Personal information
- Born: October 17, 1945 (age 80) Portland, Oregon, U.S.
- Listed height: 6 ft 0 in (1.83 m)
- Listed weight: 214 lb (97 kg)

Career information
- High school: Cleveland (Portland)
- College: BYU (1967)
- NFL draft: 1968: 17th round, 449th overall pick

Career history
- San Francisco 49ers (1968); Portland Loggers (1969);

Career NFL statistics
- Field goals: 2/8
- Field goal %: 25
- Longest field goal: 21
- Extra points: 10/13
- Extra point %: 76.9
- Stats at Pro Football Reference

= Dennis Patera =

American football player (born 1945)

Dennis Allen Patera (born October 17, 1945) is an American former professional football player who was a placekicker for one season with the San Francisco 49ers of the National Football League (NFL). He was selected by the 49ers in the seventeenth round of the 1968 NFL/AFL draft. He first enrolled at Columbia Basin College before transferring to play college football for the BYU Cougars.

==Early life==
Patera was a two-year letterman in football and a three-year letterman in track and field at Cleveland High School in Portland, Oregon.
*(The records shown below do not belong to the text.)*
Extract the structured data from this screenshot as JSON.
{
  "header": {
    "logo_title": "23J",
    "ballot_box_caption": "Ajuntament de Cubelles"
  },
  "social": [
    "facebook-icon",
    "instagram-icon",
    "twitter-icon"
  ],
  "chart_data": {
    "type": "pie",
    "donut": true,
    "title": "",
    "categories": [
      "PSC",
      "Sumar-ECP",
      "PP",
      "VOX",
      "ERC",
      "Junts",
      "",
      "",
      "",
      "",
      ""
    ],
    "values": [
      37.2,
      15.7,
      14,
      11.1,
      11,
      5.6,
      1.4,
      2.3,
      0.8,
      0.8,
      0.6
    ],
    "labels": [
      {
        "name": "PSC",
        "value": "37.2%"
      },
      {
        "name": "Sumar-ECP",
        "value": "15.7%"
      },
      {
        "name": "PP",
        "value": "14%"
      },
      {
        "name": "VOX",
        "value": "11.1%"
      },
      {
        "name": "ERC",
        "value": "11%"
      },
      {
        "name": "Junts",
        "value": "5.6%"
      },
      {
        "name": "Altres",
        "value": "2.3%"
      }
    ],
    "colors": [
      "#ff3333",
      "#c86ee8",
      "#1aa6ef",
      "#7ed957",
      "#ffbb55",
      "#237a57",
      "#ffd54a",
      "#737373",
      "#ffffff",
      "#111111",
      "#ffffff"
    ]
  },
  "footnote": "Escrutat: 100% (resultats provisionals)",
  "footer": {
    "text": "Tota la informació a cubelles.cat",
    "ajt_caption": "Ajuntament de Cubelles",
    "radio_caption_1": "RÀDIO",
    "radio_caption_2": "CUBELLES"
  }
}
He earned All-PIL Honorable Mention honors in football. He was also the PIL Discus champion and State Meet Discus champion in track. Patera was inducted into the PIL Hall of Fame in 2011.

==College career==
Patera initially attended Columbia Basin College. He transferred to Brigham Young University and was a letterman in football and track for the BYU Cougars. He set school records in football for most points scored and longest field goal with a 53 yarder. Patera was also 2nd place in WAC Discus in track.

==Professional career==
Patera was selected in the 17th round by the San Francisco 49ers of the NFL with the 449th pick in the 1968 NFL/AFL draft. He played in five games for the team during the 1968 season.

==Personal life==
Patera is the brother of professional wrestler Ken Patera and American football player and coach Jack Patera.